Business owners have weighed in on the issue, asserting that the rise in North Carolina foreclosure listings has resulted in financial difficulties for majority of state residents, and a rate hike will just be too much. The claims were made after the announcement that the state Rate Bureau has recommended a 21% increase in rates for home policies.

The Bureau has responded by stating that the proposed rate increase was based on anticipated losses. With the number of residential and commercial foreclosure property continuing to rise in the state, insurance companies are reportedly expecting losses in the coming months. The Rate Bureau also stated that they need a premium that will be enough to get carriers to continue doing business in the area.

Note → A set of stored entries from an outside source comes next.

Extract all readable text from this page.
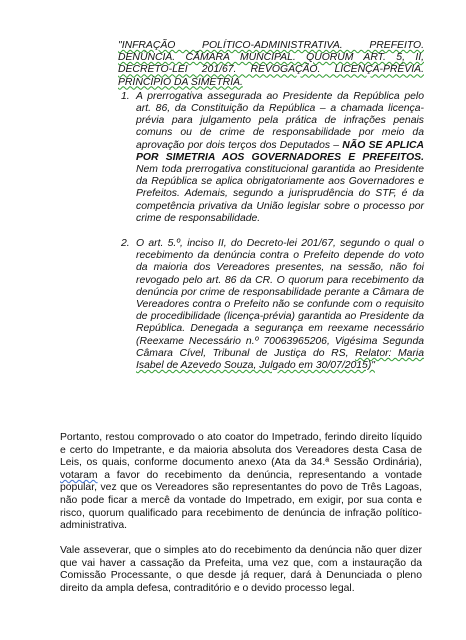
"INFRAÇÃO POLÍTICO-ADMINISTRATIVA. PREFEITO. DENÚNCIA. CÂMARA MUNCIPAL. QUORUM ART. 5, II, DECRETO-LEI 201/67. REVOGAÇÃO. LICENÇA-PRÉVIA. PRINCÍPIO DA SIMETRIA.

1. A prerrogativa assegurada ao Presidente da República pelo art. 86, da Constituição da República – a chamada licença-prévia para julgamento pela prática de infrações penais comuns ou de crime de responsabilidade por meio da aprovação por dois terços dos Deputados – NÃO SE APLICA POR SIMETRIA AOS GOVERNADORES E PREFEITOS. Nem toda prerrogativa constitucional garantida ao Presidente da República se aplica obrigatoriamente aos Governadores e Prefeitos. Ademais, segundo a jurisprudência do STF, é da competência privativa da União legislar sobre o processo por crime de responsabilidade.
2. O art. 5.º, inciso II, do Decreto-lei 201/67, segundo o qual o recebimento da denúncia contra o Prefeito depende do voto da maioria dos Vereadores presentes, na sessão, não foi revogado pelo art. 86 da CR. O quorum para recebimento da denúncia por crime de responsabilidade perante a Câmara de Vereadores contra o Prefeito não se confunde com o requisito de procedibilidade (licença-prévia) garantida ao Presidente da República. Denegada a segurança em reexame necessário (Reexame Necessário n.º 70063965206, Vigésima Segunda Câmara Cível, Tribunal de Justiça do RS, Relator: Maria Isabel de Azevedo Souza, Julgado em 30/07/2015)"

Portanto, restou comprovado o ato coator do Impetrado, ferindo direito líquido e certo do Impetrante, e da maioria absoluta dos Vereadores desta Casa de Leis, os quais, conforme documento anexo (Ata da 34.ª Sessão Ordinária), votaram a favor do recebimento da denúncia, representando a vontade popular, vez que os Vereadores são representantes do povo de Três Lagoas, não pode ficar a mercê da vontade do Impetrado, em exigir, por sua conta e risco, quorum qualificado para recebimento de denúncia de infração político-administrativa.

Vale asseverar, que o simples ato do recebimento da denúncia não quer dizer que vai haver a cassação da Prefeita, uma vez que, com a instauração da Comissão Processante, o que desde já requer, dará à Denunciada o pleno direito da ampla defesa, contraditório e o devido processo legal.
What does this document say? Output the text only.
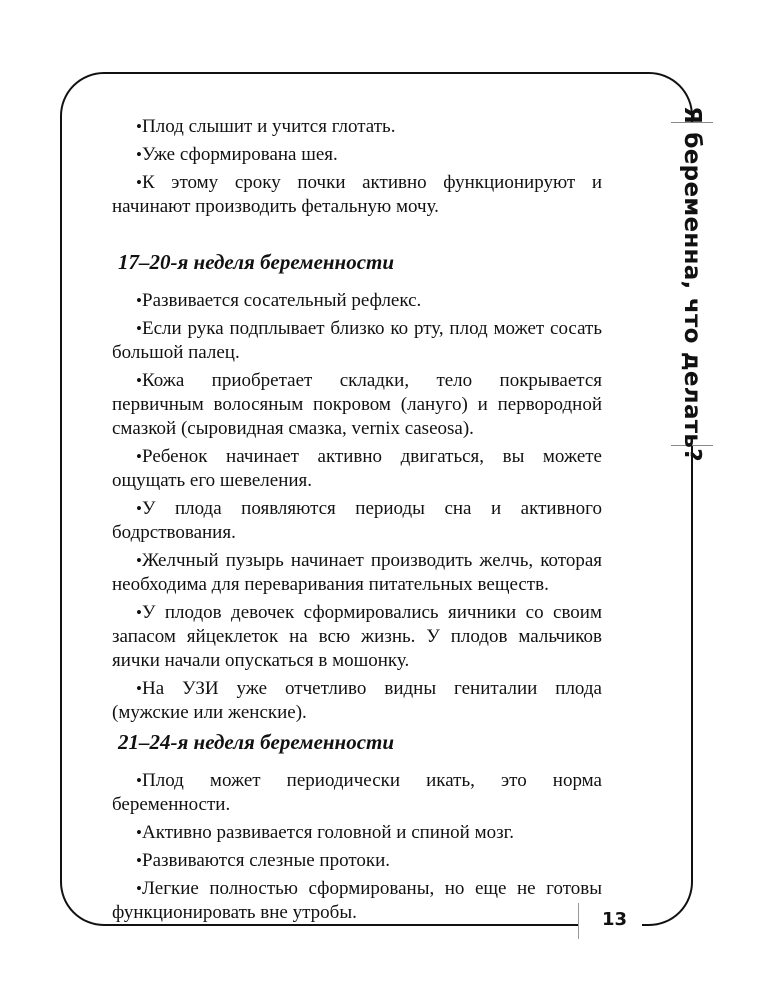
Я беременна, что делать?
13
• Плод слышит и учится глотать.
• Уже сформирована шея.
• К этому сроку почки активно функционируют и начинают производить фетальную мочу.
17–20-я неделя беременности
• Развивается сосательный рефлекс.
• Если рука подплывает близко ко рту, плод может сосать большой палец.
• Кожа приобретает складки, тело покрывается первичным волосяным покровом (лануго) и первородной смазкой (сыровидная смазка, vernix caseosa).
• Ребенок начинает активно двигаться, вы можете ощущать его шевеления.
• У плода появляются периоды сна и активного бодрствования.
• Желчный пузырь начинает производить желчь, которая необходима для переваривания питательных веществ.
• У плодов девочек сформировались яичники со своим запасом яйцеклеток на всю жизнь. У плодов мальчиков яички начали опускаться в мошонку.
• На УЗИ уже отчетливо видны гениталии плода (мужские или женские).
21–24-я неделя беременности
• Плод может периодически икать, это норма беременности.
• Активно развивается головной и спиной мозг.
• Развиваются слезные протоки.
• Легкие полностью сформированы, но еще не готовы функционировать вне утробы.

The rate hike is projected to affect more than 570,000 properties in the state, including those that were purchased from listing of foreclosed homes, with rental dwellings believed to be the sector that will take the biggest hit. However, proponents of the hike stated that it will only affect rental houses that have four units or fewer, and large apartment structures will not be affected. A public meeting was recently held to address the issue and to allow property owners to express their views about the proposal.

Reports revealed that the rate hike will average by around 20%, but will vary depending on region, regardless of the status of residential and commercial foreclosure property numbers. Reports also speculated that the coast will experience the highest increase if the proposal is approved.
John Cutts has been educated in the finer points of the foreclosure market over 5 years.